Q&A with the cast of ''The Sopranos''
Online extras: James Gandolfini, Edie Falco, Michael Imperioli, and Lorraine Bracco break their omerta to talk about their favorite episodes, shooting in New Jersey, and those pesky protests from Italian-American groups
I live out in Jersey, and I’ve seen the way people respond to you, because you guys are all from the New Jersey/New York region, and are telling a regional story. I mean, does it feel differently in that way to you? Is the reaction you get different here than, say, L.A.?
Michael Imperioli They get excited, but they also feel like there’s not such a big distance, like if Tom Cruise was walking down the street. They tend to feel much more approachability toward us.
James Gandolfini Yeah, fortunately, or unfortunately, they recognize us in their lives, I think. They’re just like, ”Tony, hey!” and it’s like saying hello to someone you kinda know.
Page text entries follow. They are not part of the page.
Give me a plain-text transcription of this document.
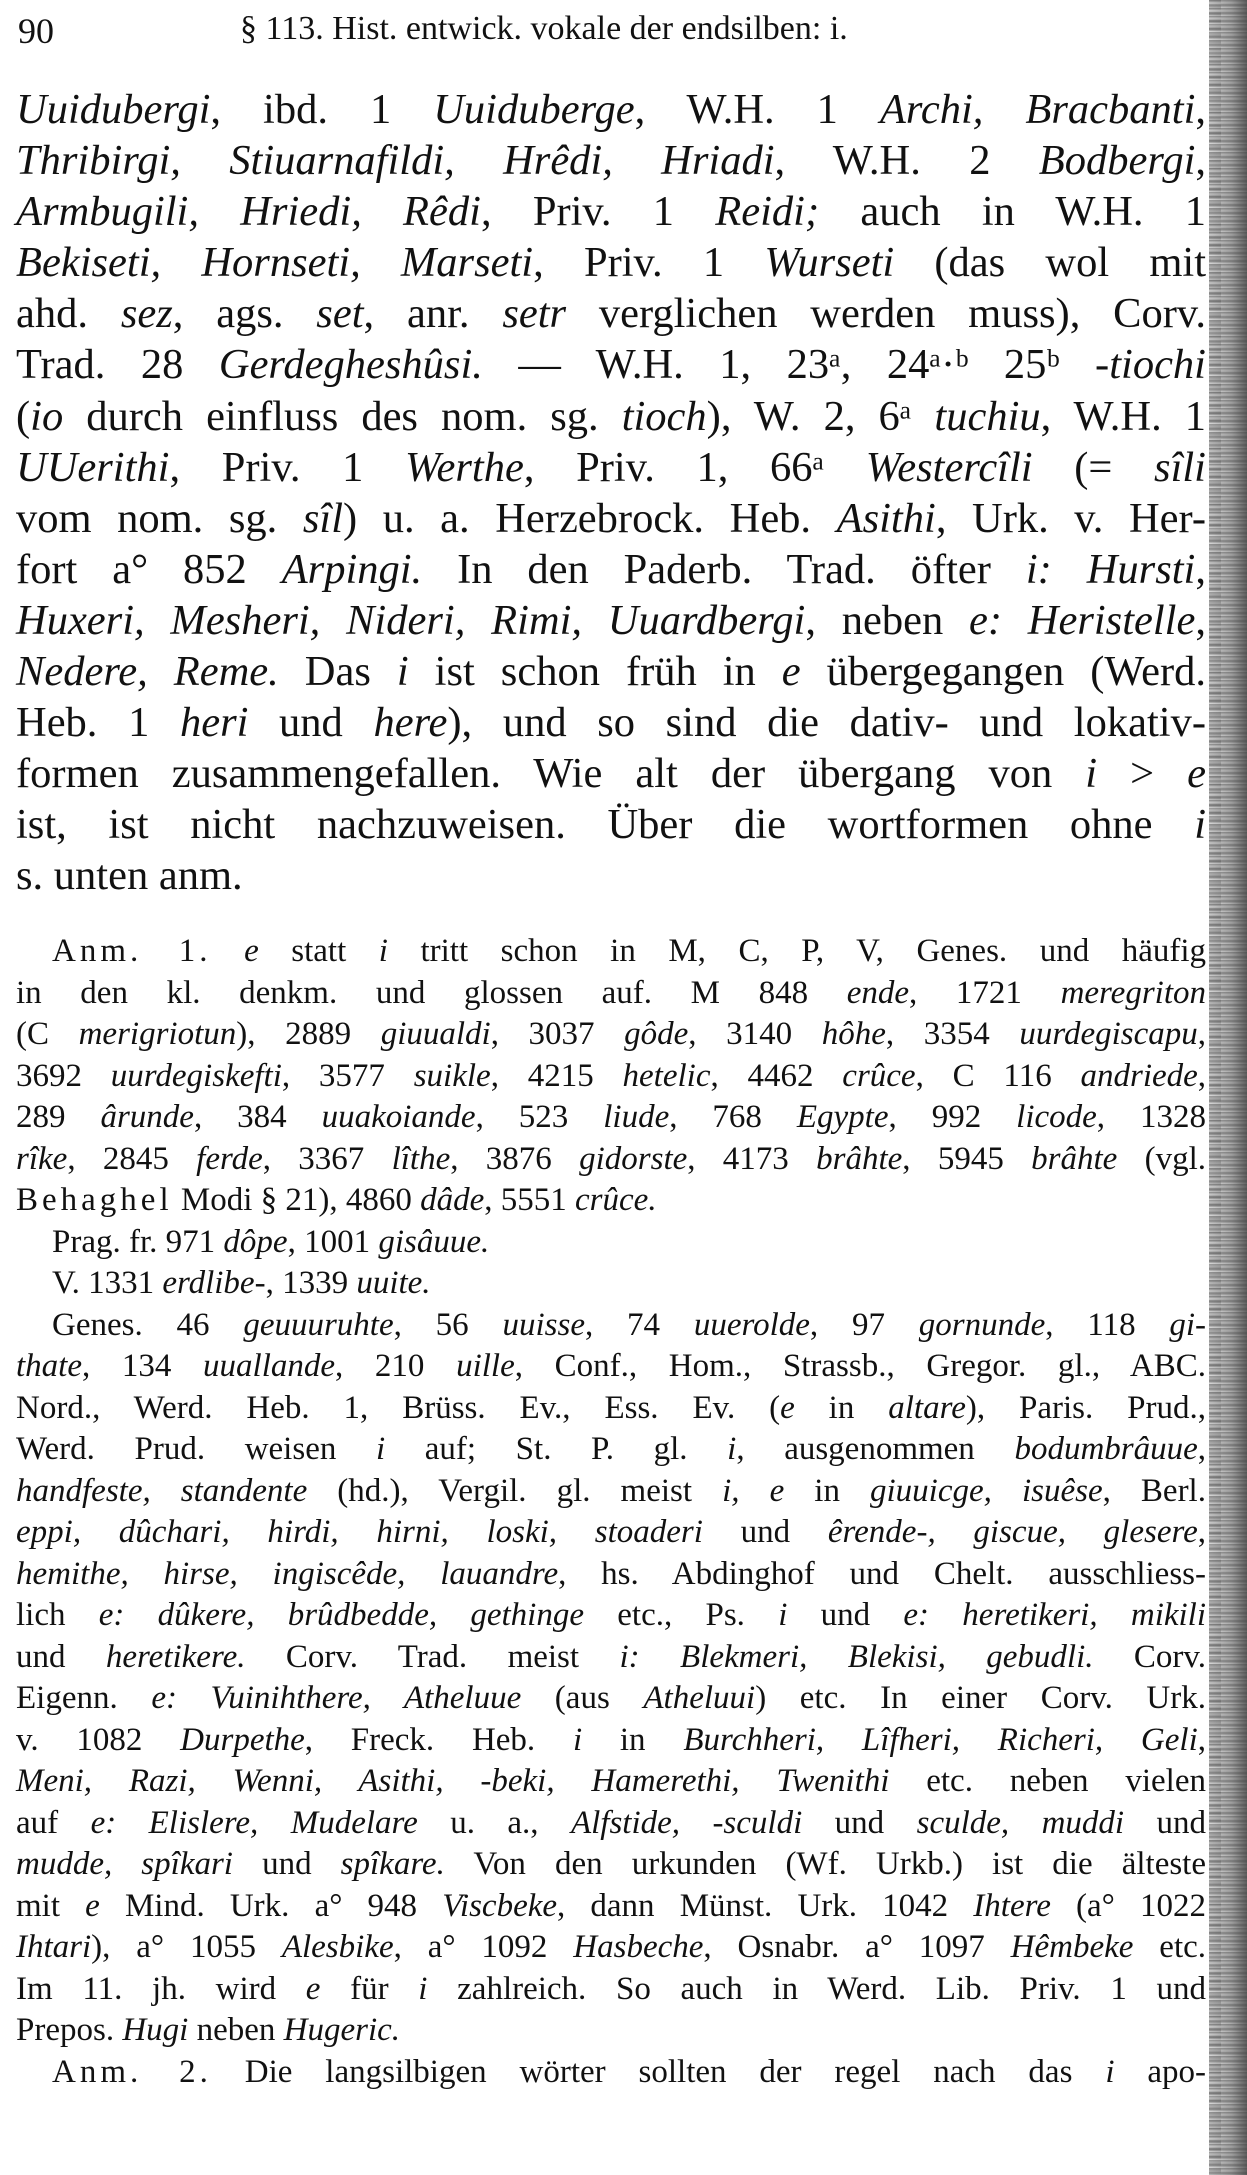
90	§ 113. Hist. entwick. vokale der endsilben: i.
Uuidubergi, ibd. 1 Uuiduberge, W.H. 1 Archi, Bracbanti,
Thribirgi, Stiuarnafildi, Hrêdi, Hriadi, W.H. 2 Bodbergi,
Armbugili, Hriedi, Rêdi, Priv. 1 Reidi; auch in W.H. 1
Bekiseti, Hornseti, Marseti, Priv. 1 Wurseti (das wol mit
ahd. sez, ags. set, anr. setr verglichen werden muss), Corv.
Trad. 28 Gerdegheshûsi. — W.H. 1, 23ᵃ, 24ᵃ·ᵇ 25ᵇ -tiochi
(io durch einfluss des nom. sg. tioch), W. 2, 6ᵃ tuchiu, W.H. 1
UUerithi, Priv. 1 Werthe, Priv. 1, 66ᵃ Westercîli (= sîli
vom nom. sg. sîl) u. a. Herzebrock. Heb. Asithi, Urk. v. Her-
fort a° 852 Arpingi. In den Paderb. Trad. öfter i: Hursti,
Huxeri, Mesheri, Nideri, Rimi, Uuardbergi, neben e: Heristelle,
Nedere, Reme. Das i ist schon früh in e übergegangen (Werd.
Heb. 1 heri und here), und so sind die dativ- und lokativ-
formen zusammengefallen. Wie alt der übergang von i > e
ist, ist nicht nachzuweisen. Über die wortformen ohne i
s. unten anm.
Anm. 1. e statt i tritt schon in M, C, P, V, Genes. und häufig
in den kl. denkm. und glossen auf. M 848 ende, 1721 meregriton
(C merigriotun), 2889 giuualdi, 3037 gôde, 3140 hôhe, 3354 uurdegiscapu,
3692 uurdegiskefti, 3577 suikle, 4215 hetelic, 4462 crûce, C 116 andriede,
289 ârunde, 384 uuakoiande, 523 liude, 768 Egypte, 992 licode, 1328
rîke, 2845 ferde, 3367 lîthe, 3876 gidorste, 4173 brâhte, 5945 brâhte (vgl.
Behaghel Modi § 21), 4860 dâde, 5551 crûce.
Prag. fr. 971 dôpe, 1001 gisâuue.
V. 1331 erdlibe-, 1339 uuite.
Genes. 46 geuuuruhte, 56 uuisse, 74 uuerolde, 97 gornunde, 118 gi-
thate, 134 uuallande, 210 uille, Conf., Hom., Strassb., Gregor. gl., ABC.
Nord., Werd. Heb. 1, Brüss. Ev., Ess. Ev. (e in altare), Paris. Prud.,
Werd. Prud. weisen i auf; St. P. gl. i, ausgenommen bodumbrâuue,
handfeste, standente (hd.), Vergil. gl. meist i, e in giuuicge, isuêse, Berl.
eppi, dûchari, hirdi, hirni, loski, stoaderi und êrende-, giscue, glesere,
hemithe, hirse, ingiscêde, lauandre, hs. Abdinghof und Chelt. ausschliess-
lich e: dûkere, brûdbedde, gethinge etc., Ps. i und e: heretikeri, mikili
und heretikere. Corv. Trad. meist i: Blekmeri, Blekisi, gebudli. Corv.
Eigenn. e: Vuinihthere, Atheluue (aus Atheluui) etc. In einer Corv. Urk.
v. 1082 Durpethe, Freck. Heb. i in Burchheri, Lîfheri, Richeri, Geli,
Meni, Razi, Wenni, Asithi, -beki, Hamerethi, Twenithi etc. neben vielen
auf e: Elislere, Mudelare u. a., Alfstide, -sculdi und sculde, muddi und
mudde, spîkari und spîkare. Von den urkunden (Wf. Urkb.) ist die älteste
mit e Mind. Urk. a° 948 Viscbeke, dann Münst. Urk. 1042 Ihtere (a° 1022
Ihtari), a° 1055 Alesbike, a° 1092 Hasbeche, Osnabr. a° 1097 Hêmbeke etc.
Im 11. jh. wird e für i zahlreich. So auch in Werd. Lib. Priv. 1 und
Prepos. Hugi neben Hugeric.
Anm. 2. Die langsilbigen wörter sollten der regel nach das i apo-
Edie Falco And it’s weird because you don’t know, you think: Did I meet that person and I just don’t remember? Is that a relative of mine? So everything starts to blur.
JG Almost everyone I meet is very nice, although I do say that the people that don’t like you aren’t gonna come up and say hello. But the ones that you do meet are very respectful and nice and very rarely are they annoying or disrespectful or any of that. I don’t see that very often at all, which I’m very happy about. It gives me faith in human nature.
Some of you all have been involved in some very tough scenes. I know that obviously goes with the territory, but Lorraine, I can’t imagine, for instance, that that made your rape scene any easier. When you have a scene like that, or Michael, when you were choking Adrianna, or Jim, some of the things you’ve done on screen, how do you steel yourself before filming, and then how are you able to continually bring that same energy or emotion for take after take after take?
MI You commit yourself, I guess, that’s it.
JG In many ways, you commit yourself.
Lorraine Bracco And then they all come to Dr. Melfi!
Writer Terry Winters says before each season he goes back and watches every single episode, while David [Chase] on the other hand says he never goes back and watches the old shows. What about you all?
MI I don’t watch ’em.
JG After the year and a half break and I had done a couple of shows, and I pulled out some episodes, and I said: What? Is this right? Is this the same fucking guy? Occasionally, I’ll look at something from the back to remind me, but not much.
EF No. I see them when they’re on. I see them when they air and that’s it.
LB I happen to like the Sunday night. I like the Monday-morning watercooler talk.
Do you each individually have a favorite episode or performance you look back on?
MI One of the best things I ever saw was ”White Caps.” The arguments between you two guys [points to Gandolfini and Falco] at the end of the fourth season.
JG The divorce, you mean?
MI Yeah, and the scenes were really, really long. You know how arguments between people, they go and go and then they come down awhile and then they flare up again? That’s was some of the best executed stuff I’d seen in anything. Acting, writing wise, direction. I couldn’t believe it.
David and I talked a lot about the Italian groups that have spoken out against your show and complained about you guys marching in parades, and?
LB Oh, f— them! Give me a f—ing break!
JG There you have it.
Lorraine Bracco, ladies and gentleman! But David had an interesting point. His point was instead of being so upset about you guys depicting this stuff, that they should instead ask themselves why people have such an appetite for it. What do you think? What is it about the Italian crime story, as opposed to the Russian one, for instance, that is so mesmerizing for people?
MI They have really good senses of humor, they really do.
LB They eat well.
MI It’s part of the culture. It’s a cultural thing. Russians are very serious people. I’m sure it would be interesting, but I don’t know how funny it would be. They’re colorful characters. People like the sense of family that they bring.
LB Art, food, culture — there’s a lot of stuff there.
JG There have been Italian comedians, Italian music. It’s not just crime stories. It’s some kind of expressiveness that Italians have. I don’t think it’s just the crime stories, I mean, they add another element, which is probably interesting.
LB I think people like the whole underground thing.
EF The stuff that it deals with — loyalty, family, greed, and passion. And it does have a lot to do with food, caloric intake, just Italian personalities.